Neu ist allerdings, dass wir „the same procedure as every year“ auf immer niedrigerem Niveau praktizieren. Erst gegen St.Pauli, das in der 2. Liga ganz unten steht, und jetzt gegen Sandhausen, wo schon der Name nach Provinz duftet. Wo dürfen wir das im nächsten Jahr praktizieren? Ganz sicher auf noch niedrigerem Niveau. Dann halt nicht mehr gegen Sandhausen, sondern gegen Großaspach, Regensburg oder Kiel. Zumindest dann, wenn wir unsere Konstanten beibehalten. Leider gehören zu diesen Konstanten auch die bereits sattsam bekannten Rettungsmaßnahmen wie Trainerwechsel und Wintereinkäufe.

Wird Zeit, dass wir uns was anderes überlegen. Nur wer? Dr. Grethlein vielleicht!

2 Kommentare in “Schieben wir es halt auf den Platz

  1. ich hätte 80 jahre alt werden können, aber ich war 35 jahre fan des 1.fcn…..

    ich habe heute meinen sohn gesagt, er solle lieber fan von vw wob werden, als glubbfan….so weit ist es schon gekommen. letzten samstag im familienblock habe ich nur entsetzte väter mit fragenden kindern gesehen. Wie lange glaubt ihr da oben eigentlich, machen wir das noch mit? 50€ für einen riesen haufen…
    die chance zu mutigen entscheidungen war bei der hv gegeben, aber das volk hat sich anders entschieden, damit muss jeder leben, der mitglied beim fcn ist…das ist demokratie. und jetzt kommt wieder dieselbe laier von den fans wie vor 6-8 wochen…gähn- täglich grüßt der murmeltierdepp…ich bin raus…gute nacht

  2. Wer schweigt, stimmt zu. So heißt es. Im (freien) FCN-Fall ist das aber anders. Da schweigen die meisten, weil ohnehin schon alles gesagt ist. Schon tausend Mal. Nur ändert sich nichts.
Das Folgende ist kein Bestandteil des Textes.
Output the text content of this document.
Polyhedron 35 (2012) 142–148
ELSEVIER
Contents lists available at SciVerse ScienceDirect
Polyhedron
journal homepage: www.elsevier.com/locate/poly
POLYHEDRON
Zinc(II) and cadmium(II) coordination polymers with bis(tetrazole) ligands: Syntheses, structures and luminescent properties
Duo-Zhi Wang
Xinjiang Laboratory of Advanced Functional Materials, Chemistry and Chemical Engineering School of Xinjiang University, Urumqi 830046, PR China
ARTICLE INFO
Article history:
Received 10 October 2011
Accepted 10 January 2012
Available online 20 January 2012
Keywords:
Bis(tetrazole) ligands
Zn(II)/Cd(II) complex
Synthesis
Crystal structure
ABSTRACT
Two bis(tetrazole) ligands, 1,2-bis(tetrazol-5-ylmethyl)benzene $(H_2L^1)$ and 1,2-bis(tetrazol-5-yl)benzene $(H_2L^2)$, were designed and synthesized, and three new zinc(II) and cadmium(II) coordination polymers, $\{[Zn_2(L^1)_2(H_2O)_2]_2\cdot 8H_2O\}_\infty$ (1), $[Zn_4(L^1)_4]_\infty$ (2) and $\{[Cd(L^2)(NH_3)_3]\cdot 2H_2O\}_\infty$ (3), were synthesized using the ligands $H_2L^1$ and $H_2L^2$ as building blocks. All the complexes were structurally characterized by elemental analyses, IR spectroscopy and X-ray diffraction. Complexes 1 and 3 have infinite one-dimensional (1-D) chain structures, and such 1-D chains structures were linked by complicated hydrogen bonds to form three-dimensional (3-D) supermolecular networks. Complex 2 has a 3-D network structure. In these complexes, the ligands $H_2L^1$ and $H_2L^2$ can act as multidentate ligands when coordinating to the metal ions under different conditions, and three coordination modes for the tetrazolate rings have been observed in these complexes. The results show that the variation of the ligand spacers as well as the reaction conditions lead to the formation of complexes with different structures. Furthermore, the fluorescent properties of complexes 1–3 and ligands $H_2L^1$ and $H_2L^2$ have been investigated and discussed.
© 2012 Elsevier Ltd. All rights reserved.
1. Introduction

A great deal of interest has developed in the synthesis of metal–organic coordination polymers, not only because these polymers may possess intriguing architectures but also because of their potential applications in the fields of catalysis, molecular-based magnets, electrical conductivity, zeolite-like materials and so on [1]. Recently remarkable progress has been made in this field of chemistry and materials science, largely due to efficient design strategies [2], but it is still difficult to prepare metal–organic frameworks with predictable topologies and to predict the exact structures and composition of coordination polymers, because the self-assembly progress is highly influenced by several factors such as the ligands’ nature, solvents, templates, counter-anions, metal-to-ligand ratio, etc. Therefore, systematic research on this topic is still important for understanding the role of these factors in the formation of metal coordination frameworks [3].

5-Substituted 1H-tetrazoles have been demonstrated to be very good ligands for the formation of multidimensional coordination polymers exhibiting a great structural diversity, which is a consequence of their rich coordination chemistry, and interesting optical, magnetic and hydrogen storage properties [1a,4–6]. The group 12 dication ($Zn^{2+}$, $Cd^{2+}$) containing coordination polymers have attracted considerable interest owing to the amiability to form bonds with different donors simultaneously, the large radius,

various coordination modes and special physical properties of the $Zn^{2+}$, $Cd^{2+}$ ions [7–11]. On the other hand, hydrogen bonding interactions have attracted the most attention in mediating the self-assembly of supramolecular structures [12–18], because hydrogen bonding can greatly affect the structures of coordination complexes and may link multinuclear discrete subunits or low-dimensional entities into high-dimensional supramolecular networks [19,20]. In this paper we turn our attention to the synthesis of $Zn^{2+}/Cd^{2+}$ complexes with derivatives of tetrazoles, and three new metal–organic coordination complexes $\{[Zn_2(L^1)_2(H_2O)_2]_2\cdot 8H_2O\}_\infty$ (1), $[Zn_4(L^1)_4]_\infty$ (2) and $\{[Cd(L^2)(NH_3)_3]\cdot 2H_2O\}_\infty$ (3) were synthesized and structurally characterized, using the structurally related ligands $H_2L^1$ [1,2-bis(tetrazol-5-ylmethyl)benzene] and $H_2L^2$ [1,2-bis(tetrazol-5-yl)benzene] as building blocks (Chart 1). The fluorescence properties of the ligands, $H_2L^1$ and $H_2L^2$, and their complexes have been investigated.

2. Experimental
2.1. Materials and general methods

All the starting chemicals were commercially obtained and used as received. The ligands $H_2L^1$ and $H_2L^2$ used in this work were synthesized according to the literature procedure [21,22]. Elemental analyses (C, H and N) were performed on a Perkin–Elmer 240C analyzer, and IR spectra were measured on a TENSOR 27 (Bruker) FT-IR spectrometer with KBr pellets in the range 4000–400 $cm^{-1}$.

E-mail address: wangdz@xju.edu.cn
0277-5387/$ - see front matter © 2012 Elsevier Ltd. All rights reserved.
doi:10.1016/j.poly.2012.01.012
    Das „System Club“ sieht nämlich nur eine Lösung vor und das ist der Trainerwechsel. Alles andere ist nicht veränderbar – oder wäre nur in dem unwahrscheinlichen Fall veränderbar, dass alle Clubmitglieder an einem Strang ziehen und nur Leute in den Aufsichsrat wählen, die einerseits die Veränderung wollen und andererseits auch so viel Ahnung haben, diese durchziehen zu können. Das macht aber keiner im Ehrenamt. Und Profis, die diese Voraussetzungen erfüllen, sind längst bei besser geführten Vereinen unter Vertrag. So gibt es beim Club nur einen, der Sündenbock sein kann und darf: der Trainer.
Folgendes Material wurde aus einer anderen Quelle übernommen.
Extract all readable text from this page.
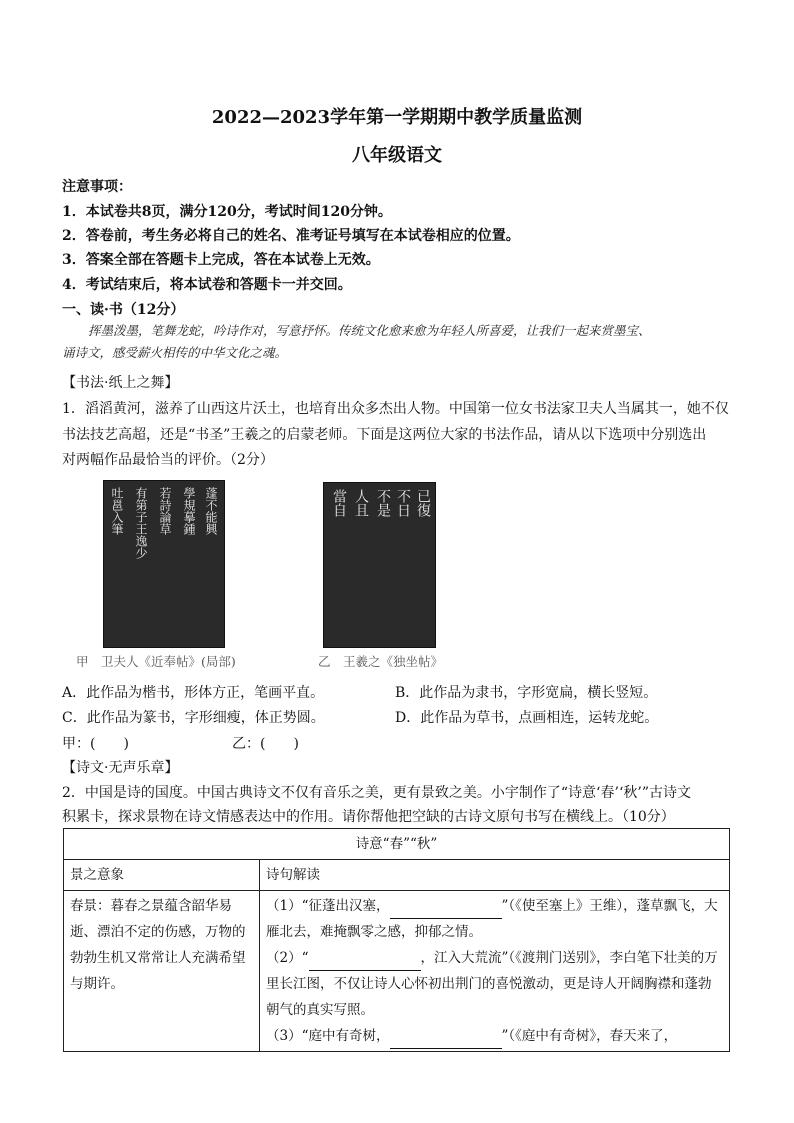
2022—2023学年第一学期期中教学质量监测
八年级语文
注意事项：
1．本试卷共8页，满分120分，考试时间120分钟。
2．答卷前，考生务必将自己的姓名、准考证号填写在本试卷相应的位置。
3．答案全部在答题卡上完成，答在本试卷上无效。
4．考试结束后，将本试卷和答题卡一并交回。
一、读·书（12分）
挥墨泼墨，笔舞龙蛇，吟诗作对，写意抒怀。传统文化愈来愈为年轻人所喜爱，让我们一起来赏墨宝、
诵诗文，感受薪火相传的中华文化之魂。
【书法·纸上之舞】
1．滔滔黄河，滋养了山西这片沃土，也培育出众多杰出人物。中国第一位女书法家卫夫人当属其一，她不仅
书法技艺高超，还是“书圣”王羲之的启蒙老师。下面是这两位大家的书法作品，请从以下选项中分别选出
对两幅作品最恰当的评价。（2分）
吐邕入筆 有第子王逸少 若詩論草 學規摹鍾 蓬不能興
甲　卫夫人《近奉帖》(局部)
當自 人且 不是 不日 已復
乙　王羲之《独坐帖》
A．此作品为楷书，形体方正，笔画平直。	B．此作品为隶书，字形宽扁，横长竖短。
C．此作品为篆书，字形细瘦，体正势圆。	D．此作品为草书，点画相连，运转龙蛇。
甲：(　　)	乙：(　　)
【诗文·无声乐章】
2．中国是诗的国度。中国古典诗文不仅有音乐之美，更有景致之美。小宇制作了“诗意‘春’‘秋’”古诗文
积累卡，探求景物在诗文情感表达中的作用。请你帮他把空缺的古诗文原句书写在横线上。（10分）
诗意“春”“秋”	
景之意象	诗句解读
春景：暮春之景蕴含韶华易逝、漂泊不定的伤感，万物的勃勃生机又常常让人充满希望与期许。	（1）“征蓬出汉塞， ”（《使至塞上》王维），蓬草飘飞，大雁北去，难掩飘零之感，抑郁之情。
（2）“ ，江入大荒流”（《渡荆门送别》，李白笔下壮美的万里长江图，不仅让诗人心怀初出荆门的喜悦激动，更是诗人开阔胸襟和蓬勃朝气的真实写照。
（3）“庭中有奇树， ”（《庭中有奇树》，春天来了，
    Bei denjenigen, die als potenzielle Sündenböcke in Frage kommen, hat sich das allerdings längst herumgesprochen. Deshalb dürfte keiner, der halbwegs bei Trost ist, diesen Clubschleudersessel erklimmen wollen. Bleiben also nur noch die zweit-, inzwischen wahrscheinlich drittbesten Lösungen. Irgendwann liegt es dann wirklich am Trainer und dann ist der unkündbare Bader vollends aus dem Schneider.